The difference between rates and premiums 

Insurance rates are the base cost that an insurance company charges for the risk of a possible claim, such as a visit to the emergency room or paying for prescription drugs. It’s the basic building block that goes into determining premiums. Insurance companies take this base rate and apply their rating factors to determine your monthly premium

How we review health rates 

Health insurance companies can request rate changes once a year unless state or federal law requires them to add a new health benefit. When these companies submit their rate filings, our actuaries scrutinize the company's projections and what they're based on, including the rates for the last three years, enrollment, and claims. 

We review the rate change to see if it's reasonable based on the plan's benefits by looking at: 

  • Claims and administrative costs to see if they're consistent with what the company reported in its financial statement.
  • The actual vs. projected medical and prescription drug costs.
  • The assumptions used to project the medical and prescription drug costs including changes in costs and benefits.
  • Company expenses such as agent commissions, taxes, salaries, case management activities, claims, appeals processing costs, and customer services.
  • How much profit the company expects to make.

If we think the rate increase is justified, state law says we must approve it. 

If we don't find the rate increase justified, we will deny it. The insurer can then either change its request or ask for a hearing. 

You can use our health rate transparency tool to search rate requests from insurers in Washington or to comment on proposed rate increases.

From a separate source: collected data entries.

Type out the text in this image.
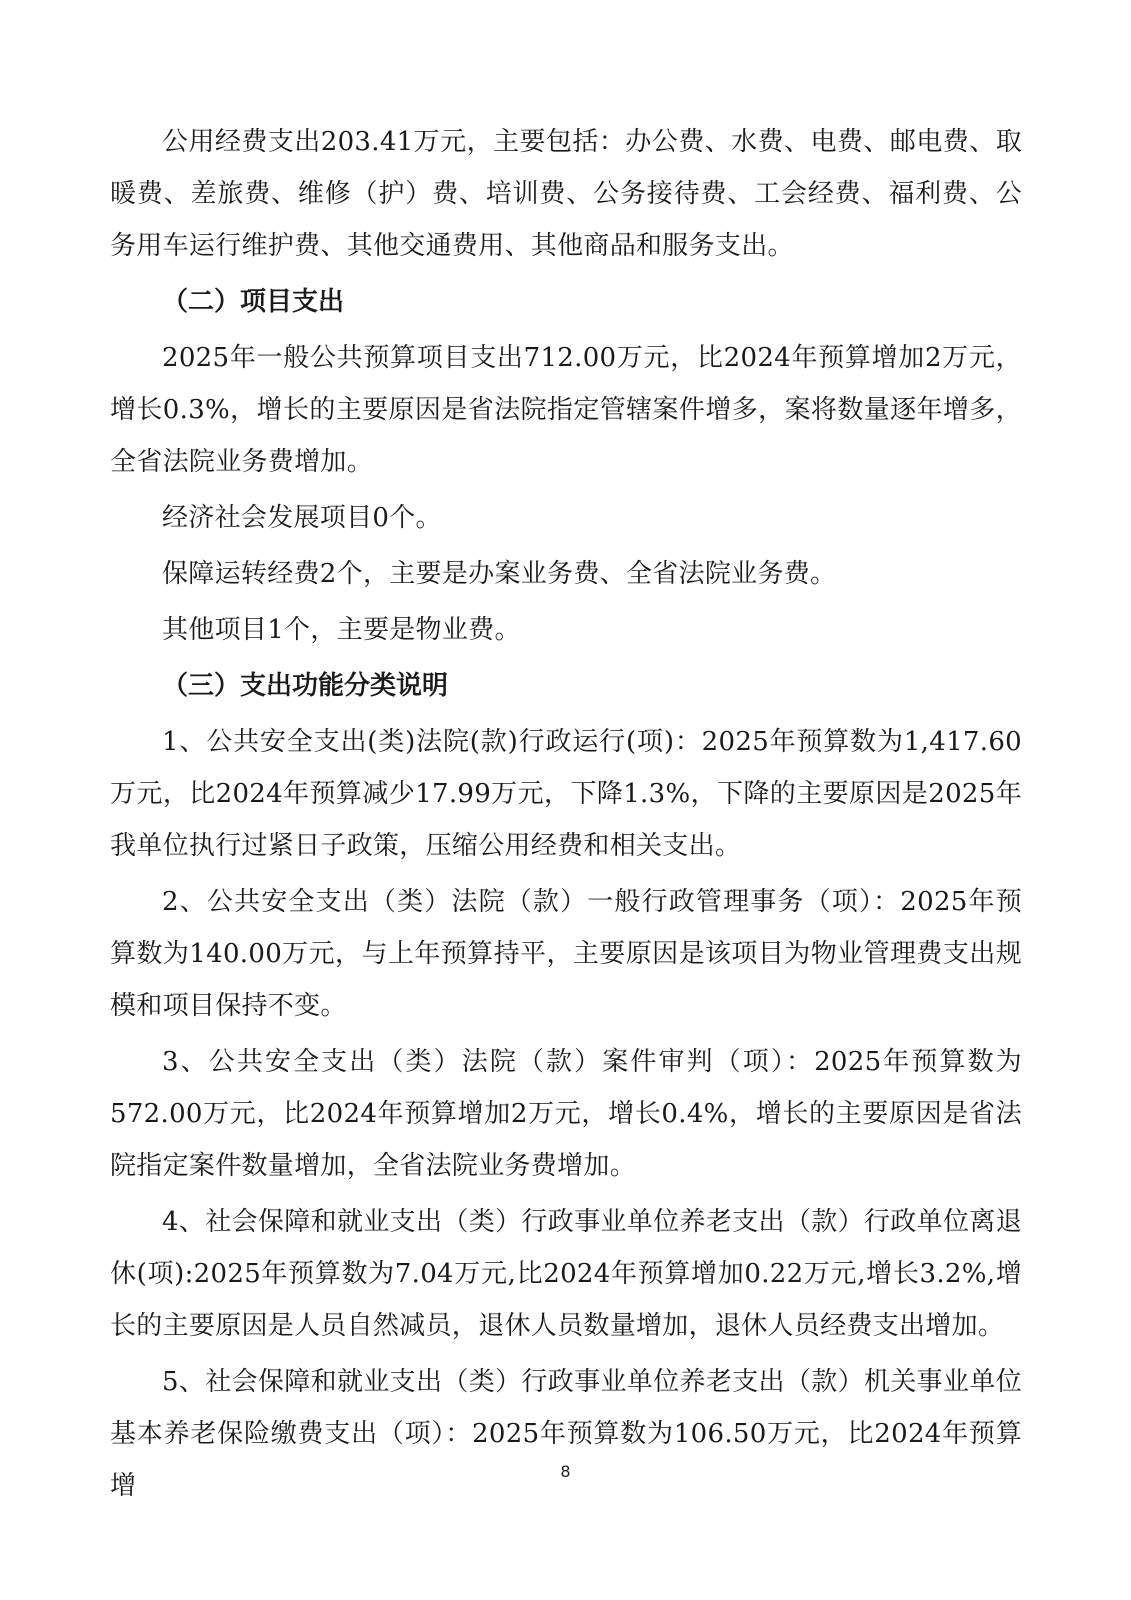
公用经费支出203.41万元，主要包括：办公费、水费、电费、邮电费、取暖费、差旅费、维修（护）费、培训费、公务接待费、工会经费、福利费、公务用车运行维护费、其他交通费用、其他商品和服务支出。

（二）项目支出

2025年一般公共预算项目支出712.00万元，比2024年预算增加2万元，增长0.3%，增长的主要原因是省法院指定管辖案件增多，案将数量逐年增多，全省法院业务费增加。

经济社会发展项目0个。

保障运转经费2个，主要是办案业务费、全省法院业务费。

其他项目1个，主要是物业费。

（三）支出功能分类说明

1、公共安全支出(类)法院(款)行政运行(项)：2025年预算数为1,417.60万元，比2024年预算减少17.99万元，下降1.3%，下降的主要原因是2025年我单位执行过紧日子政策，压缩公用经费和相关支出。

2、公共安全支出（类）法院（款）一般行政管理事务（项）：2025年预算数为140.00万元，与上年预算持平，主要原因是该项目为物业管理费支出规模和项目保持不变。

3、公共安全支出（类）法院（款）案件审判（项）：2025年预算数为572.00万元，比2024年预算增加2万元，增长0.4%，增长的主要原因是省法院指定案件数量增加，全省法院业务费增加。

4、社会保障和就业支出（类）行政事业单位养老支出（款）行政单位离退休(项):2025年预算数为7.04万元,比2024年预算增加0.22万元,增长3.2%,增长的主要原因是人员自然减员，退休人员数量增加，退休人员经费支出增加。

5、社会保障和就业支出（类）行政事业单位养老支出（款）机关事业单位基本养老保险缴费支出（项）：2025年预算数为106.50万元，比2024年预算增	8
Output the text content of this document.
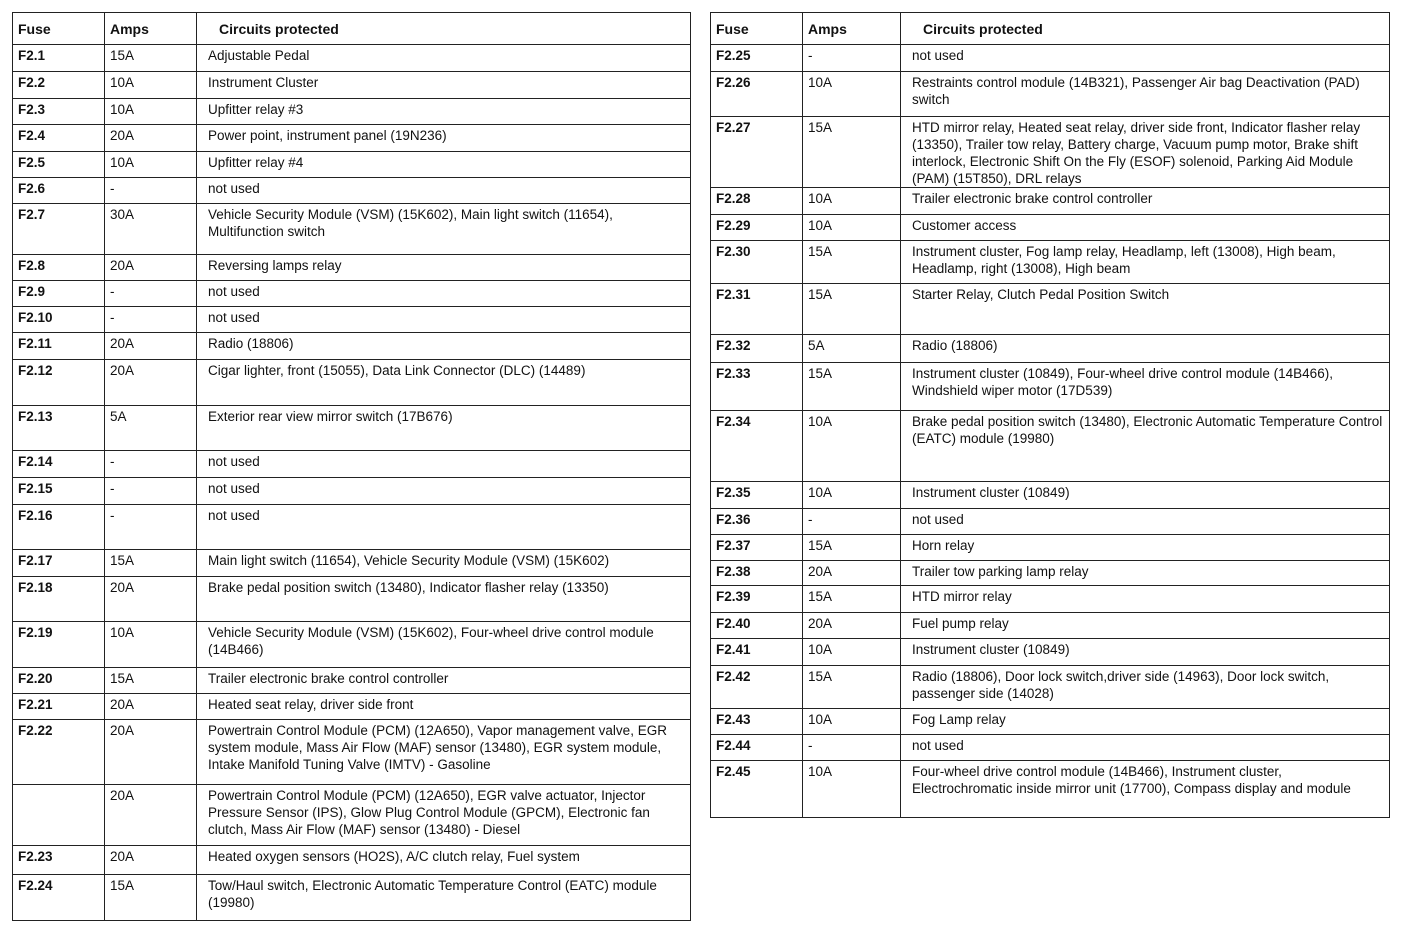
Fuse	Amps	Circuits protected
F2.1	15A	Adjustable Pedal
F2.2	10A	Instrument Cluster
F2.3	10A	Upfitter relay #3
F2.4	20A	Power point, instrument panel (19N236)
F2.5	10A	Upfitter relay #4
F2.6	-	not used
F2.7	30A	Vehicle Security Module (VSM) (15K602), Main light switch (11654), Multifunction switch
F2.8	20A	Reversing lamps relay
F2.9	-	not used
F2.10	-	not used
F2.11	20A	Radio (18806)
F2.12	20A	Cigar lighter, front (15055), Data Link Connector (DLC) (14489)
F2.13	5A	Exterior rear view mirror switch (17B676)
F2.14	-	not used
F2.15	-	not used
F2.16	-	not used
F2.17	15A	Main light switch (11654), Vehicle Security Module (VSM) (15K602)
F2.18	20A	Brake pedal position switch (13480), Indicator flasher relay (13350)
F2.19	10A	Vehicle Security Module (VSM) (15K602), Four-wheel drive control module (14B466)
F2.20	15A	Trailer electronic brake control controller
F2.21	20A	Heated seat relay, driver side front
F2.22	20A	Powertrain Control Module (PCM) (12A650), Vapor management valve, EGR system module, Mass Air Flow (MAF) sensor (13480), EGR system module, Intake Manifold Tuning Valve (IMTV) - Gasoline
	20A	Powertrain Control Module (PCM) (12A650), EGR valve actuator, Injector Pressure Sensor (IPS), Glow Plug Control Module (GPCM), Electronic fan clutch, Mass Air Flow (MAF) sensor (13480) - Diesel
F2.23	20A	Heated oxygen sensors (HO2S), A/C clutch relay, Fuel system
F2.24	15A	Tow/Haul switch, Electronic Automatic Temperature Control (EATC) module (19980)
Fuse	Amps	Circuits protected
F2.25	-	not used
F2.26	10A	Restraints control module (14B321), Passenger Air bag Deactivation (PAD) switch
F2.27	15A	HTD mirror relay, Heated seat relay, driver side front, Indicator flasher relay (13350), Trailer tow relay, Battery charge, Vacuum pump motor, Brake shift interlock, Electronic Shift On the Fly (ESOF) solenoid, Parking Aid Module (PAM) (15T850), DRL relays
F2.28	10A	Trailer electronic brake control controller
F2.29	10A	Customer access
F2.30	15A	Instrument cluster, Fog lamp relay, Headlamp, left (13008), High beam, Headlamp, right (13008), High beam
F2.31	15A	Starter Relay, Clutch Pedal Position Switch
F2.32	5A	Radio (18806)
F2.33	15A	Instrument cluster (10849), Four-wheel drive control module (14B466), Windshield wiper motor (17D539)
F2.34	10A	Brake pedal position switch (13480), Electronic Automatic Temperature Control (EATC) module (19980)
F2.35	10A	Instrument cluster (10849)
F2.36	-	not used
F2.37	15A	Horn relay
F2.38	20A	Trailer tow parking lamp relay
F2.39	15A	HTD mirror relay
F2.40	20A	Fuel pump relay
F2.41	10A	Instrument cluster (10849)
F2.42	15A	Radio (18806), Door lock switch,driver side (14963), Door lock switch, passenger side (14028)
F2.43	10A	Fog Lamp relay
F2.44	-	not used
F2.45	10A	Four-wheel drive control module (14B466), Instrument cluster, Electrochromatic inside mirror unit (17700), Compass display and module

Search health insurer rate requests

Large employer and self-insured plans 

We also review policies for large employer health plans (51 or more employees), but most employers in this category negotiate the rates with their insurance company. 

Some large employers self-insure, which means they pay for their employees' health coverage and likely only use an insurance company to administer the plan. We do not review those rates. 

How your premiums are determined 

How much you pay for your premium depends largely on these factors: 

  • Your age and the age of any family members in your plan.
  • Your family size.
  • Whether or not you smoke.
  • Where you live.
  • The type of plan you choose.

The health of you and your family will not impact the amount you pay for health insurance. 

Why premiums increase 

Rates for individual and small group health plans are based on the total claims from all members. This is why your premium can go up even if  you haven't made a claim. Also, rising medical costs, hospital bills, doctor visits, and prescription drugs can lead to higher premiums.